Jon wrote:
>Hi Benoit. I made some changes to itexp as you suggested, I changed the
>conditions so it works with NN0 and I changed the name to itgexp as "itg" 
seems
>to be the common abbreviation for integral. I am very happy to change to 
either
>itgmon or itgpow, it's fine with me, however I think that it should 
definitely match
> dvexp <http://us.metamath.org/mpegif/dvexp.html>and maybe also the exp 
theorems in Glauco's Mathbox 
<http://www.google.com/url?q=http%3A%2F%2Fus.metamath.org%2Fmpegif%2Fmmtheorems294.html&sa=D&sntz=1&usg=AFQjCNGDJwlgfrBWZedv_GZBSpTwjoNmgg>.
 
So I think I am
>very happy to change and I think someone with more authority than me would
>need to make the change global and do I find replace in all theorems that 
rely
>on dvexp etc if this change is to happen.

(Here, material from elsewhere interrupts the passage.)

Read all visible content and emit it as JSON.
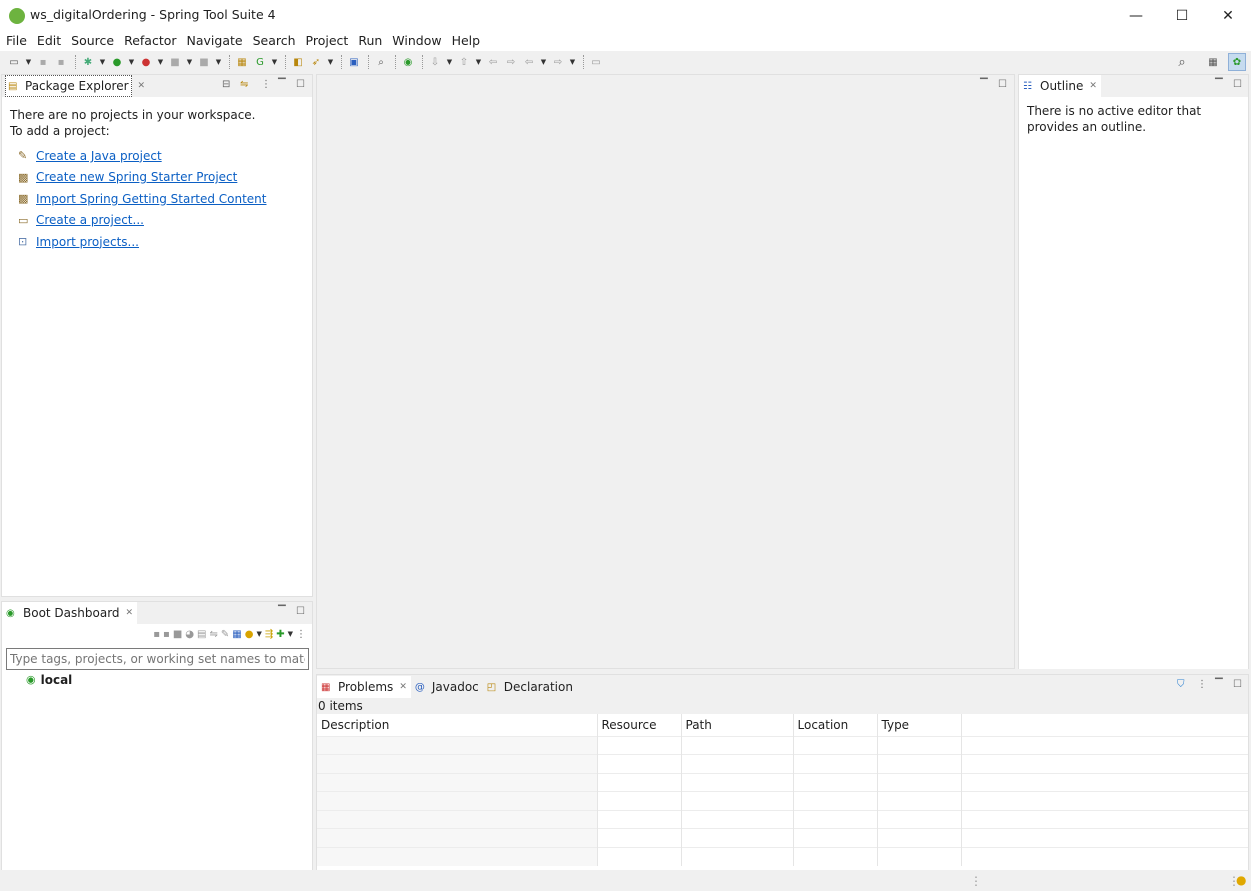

That's great for NN0 !  As for labels, let's see what the other thread 
gives. I would use itgpow and dvpow.

>I'm afraid at the moment I don't want to start on replacing everything with
> (ph ->, that sounds like quite a lot of tricky work, I might get to it in 
the future
>though. I can see that a lot of thought has gone into deduction vs 
inference etc.
> Is it good practice in general to write everything in deduction form ( I 
mean
>starting with "( ph ->" )?

It's true that this sounds like a long boring work... unless experienced 
users know of a faster way??
So yes, it is generally good practice to write theorem in deduction form, 
if nothing else because it's trivial to get the inference form from it, but 
harder to go the other way around: you learnt it the hard way!  And it's 
more widely applicable. Even better are closed forms, although it's 
probably not worth the effort for longer proofs: deduction form is 
generally enough.  I think it's explained in the metamath.pdf book, but 
here is a summary:
If you have a theorem in closed form
  |- PH -> PS
then you get the deduction form
  |- ( ph -> PH) => |- ( ph -> PS )
by using ~syl, as well as the inference form
  |- PH => |- PS
by using ax-mp.
If you have a theorem in deduction form
  |- ( ph -> PH) => |- ( ph -> PS )
then you get the inference form by using the deduction form above with T. 
substituted for ph, and use trud (this is why I told you above that the 
presence of T. as an antecedent and the uses trud in your proof of itgpow 
shows that parts of the proof are in deduction style).
*IF* there are no dv conditions (e.g $d ph x $. if PH contains x) that 
forbid you from doing so, you can also substitute PH for ph, use id, and 
recover the closed form.

> To anyone, I am a little stuck with this next theorem

Please, start a new thread "...  (was: Help with beginning to contribute to 
set.mm)".  By the way, the theorem looks false to me: what if C is a 
non-measurable subset? Or simply RR ?  It looks like your B is ( A X. C ).